Después de años sin escribir en este lugar que solo lo reservo para mis pensamientos, vuelvo a escribir. Vuelvo a escribir sentada enfrente del ordenador pero esta vez no soy la Tere de hace dos años, sentada escribiendo, me he dado cuenta que esa Tere ya pasó de largo, se ha marchado para no volver, se ha transformado, convertido en algo más soberbio que lo que era antes. Y me doy cuenta que mientras más mayor te haces o mientras más pasa el tiempo más miedo adquieres, más temores e inseguridades te invaden, te hacen una visita nocturna y a veces hasta por las horas corrientes del día, algunas noches esas inseguridades se quedan y te acompañan durante toda la noche, para que no te sientas sola ¿sabes?. En fin la vida es un duro y jodido camino que todos tenemos que recorrer algunos con menos piedras que otros, algunos con menos inseguridades y temores que otros pero que todos al fin y al cabo tenemos que recorrer mientras que en el transcurso del recorrido acogemos como si fueran bienvenidas a toda clases de sentimientos, miedos, inseguridades, esperanza, amor, desamor, odio, soberbia... y muchos más.
Yo como siempre igual de soberbia que siempre, e incluso creo que ahora más que nunca. Tras haber pasado este año por lo que he pasado, todo ha cambiado.
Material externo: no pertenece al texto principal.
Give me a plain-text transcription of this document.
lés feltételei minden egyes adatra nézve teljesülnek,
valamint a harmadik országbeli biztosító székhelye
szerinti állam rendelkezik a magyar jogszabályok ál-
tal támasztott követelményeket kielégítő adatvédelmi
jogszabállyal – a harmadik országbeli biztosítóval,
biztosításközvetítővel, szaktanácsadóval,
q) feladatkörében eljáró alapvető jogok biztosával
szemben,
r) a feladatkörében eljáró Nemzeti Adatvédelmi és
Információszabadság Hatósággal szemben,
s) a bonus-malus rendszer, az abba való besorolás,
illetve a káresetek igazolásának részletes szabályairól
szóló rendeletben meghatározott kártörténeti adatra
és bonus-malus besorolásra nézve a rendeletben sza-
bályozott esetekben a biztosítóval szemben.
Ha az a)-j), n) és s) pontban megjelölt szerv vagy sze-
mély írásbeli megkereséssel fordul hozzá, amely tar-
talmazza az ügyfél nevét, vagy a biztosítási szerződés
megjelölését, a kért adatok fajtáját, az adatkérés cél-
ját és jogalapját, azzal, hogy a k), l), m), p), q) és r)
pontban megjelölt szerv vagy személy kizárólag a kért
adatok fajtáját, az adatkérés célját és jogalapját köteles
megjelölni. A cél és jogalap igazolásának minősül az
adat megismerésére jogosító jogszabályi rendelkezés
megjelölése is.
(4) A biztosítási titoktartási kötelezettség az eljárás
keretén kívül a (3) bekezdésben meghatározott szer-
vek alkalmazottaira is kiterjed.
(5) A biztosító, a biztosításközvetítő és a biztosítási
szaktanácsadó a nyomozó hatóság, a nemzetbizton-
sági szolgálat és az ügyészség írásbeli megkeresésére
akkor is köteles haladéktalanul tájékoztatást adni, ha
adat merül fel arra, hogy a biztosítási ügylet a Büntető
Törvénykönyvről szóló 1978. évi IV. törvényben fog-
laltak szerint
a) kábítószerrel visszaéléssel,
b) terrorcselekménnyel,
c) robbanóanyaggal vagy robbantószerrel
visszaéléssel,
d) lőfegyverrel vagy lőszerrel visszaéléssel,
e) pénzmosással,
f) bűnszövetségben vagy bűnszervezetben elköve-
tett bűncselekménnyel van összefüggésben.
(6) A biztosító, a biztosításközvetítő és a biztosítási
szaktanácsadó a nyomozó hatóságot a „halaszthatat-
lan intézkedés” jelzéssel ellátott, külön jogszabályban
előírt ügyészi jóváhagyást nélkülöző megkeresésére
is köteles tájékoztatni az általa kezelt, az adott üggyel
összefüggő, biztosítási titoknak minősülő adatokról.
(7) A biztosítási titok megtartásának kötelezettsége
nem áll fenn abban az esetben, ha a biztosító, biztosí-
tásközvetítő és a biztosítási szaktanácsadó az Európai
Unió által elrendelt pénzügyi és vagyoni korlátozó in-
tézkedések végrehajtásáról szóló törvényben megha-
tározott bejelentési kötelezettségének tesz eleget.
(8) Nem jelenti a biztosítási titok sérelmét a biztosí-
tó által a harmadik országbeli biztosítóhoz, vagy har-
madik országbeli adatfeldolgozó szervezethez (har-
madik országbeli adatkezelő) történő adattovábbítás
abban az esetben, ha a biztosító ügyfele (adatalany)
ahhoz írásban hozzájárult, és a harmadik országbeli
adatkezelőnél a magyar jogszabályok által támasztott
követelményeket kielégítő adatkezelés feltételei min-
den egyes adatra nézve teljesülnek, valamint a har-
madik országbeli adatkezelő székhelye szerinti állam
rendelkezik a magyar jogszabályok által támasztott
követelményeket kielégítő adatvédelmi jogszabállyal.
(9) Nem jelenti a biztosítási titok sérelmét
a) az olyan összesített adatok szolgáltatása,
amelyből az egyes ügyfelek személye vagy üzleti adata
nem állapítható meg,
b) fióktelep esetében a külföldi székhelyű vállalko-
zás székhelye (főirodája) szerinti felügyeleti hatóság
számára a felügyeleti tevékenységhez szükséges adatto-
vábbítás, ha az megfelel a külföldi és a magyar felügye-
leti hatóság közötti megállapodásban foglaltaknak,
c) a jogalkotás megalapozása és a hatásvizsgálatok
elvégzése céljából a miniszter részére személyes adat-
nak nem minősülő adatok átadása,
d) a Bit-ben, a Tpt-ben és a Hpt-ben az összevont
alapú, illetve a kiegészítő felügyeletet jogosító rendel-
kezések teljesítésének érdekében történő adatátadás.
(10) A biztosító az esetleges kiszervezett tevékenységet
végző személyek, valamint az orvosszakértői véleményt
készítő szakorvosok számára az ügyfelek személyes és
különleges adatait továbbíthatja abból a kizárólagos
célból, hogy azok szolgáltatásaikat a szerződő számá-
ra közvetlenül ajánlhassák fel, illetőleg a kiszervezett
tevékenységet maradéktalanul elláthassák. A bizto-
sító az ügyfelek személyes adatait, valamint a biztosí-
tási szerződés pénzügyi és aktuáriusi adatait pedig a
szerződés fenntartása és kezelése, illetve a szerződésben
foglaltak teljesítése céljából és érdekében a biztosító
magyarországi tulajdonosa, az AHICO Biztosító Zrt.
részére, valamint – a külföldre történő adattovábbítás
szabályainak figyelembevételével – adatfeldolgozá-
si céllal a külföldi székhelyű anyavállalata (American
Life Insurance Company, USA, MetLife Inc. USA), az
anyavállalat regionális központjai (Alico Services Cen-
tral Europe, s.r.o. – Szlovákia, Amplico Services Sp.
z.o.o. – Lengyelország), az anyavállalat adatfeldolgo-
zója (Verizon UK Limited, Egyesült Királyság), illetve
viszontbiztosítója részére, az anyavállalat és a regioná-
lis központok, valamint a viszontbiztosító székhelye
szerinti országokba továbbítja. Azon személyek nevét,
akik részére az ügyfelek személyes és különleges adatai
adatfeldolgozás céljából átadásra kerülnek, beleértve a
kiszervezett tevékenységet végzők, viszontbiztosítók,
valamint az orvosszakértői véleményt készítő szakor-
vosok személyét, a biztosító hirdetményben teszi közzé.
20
Creo poco en el amor, al fin y al cabo todo empieza y todo acaba, así como empieza acaba terminándose, después de todo, todo tiene fecha de caducidad queramos verlo o no, todo termina terminando y por muy duro que te sea tienes que marcharte y dejarlo ir porque marcharse es duro... pero cuando te acabas iendo es lo más sencillo del mundo.
Algunas veces me pregunto ¿Y ahora quien me arropara todas las noches? ¿Quién se meterá conmigo y me hará enfadar como una niña pequeña? ¿Quién me hará sonreír? ¿Quién me acompañara en los días que haga frío? y aunque parezcan preguntas muy difíciles de responder, son las más sencillas de responder, yo por lo menos tengo la respuestas a todas ellas. Seré yo quien hará todo por mí, me he llevado muchos años anteponiendo a mi a otras personas y ya no estoy dispuesta a hacerlo, seré yo quien me quiera y seré yo quien me quiera más sobre todas las cosas.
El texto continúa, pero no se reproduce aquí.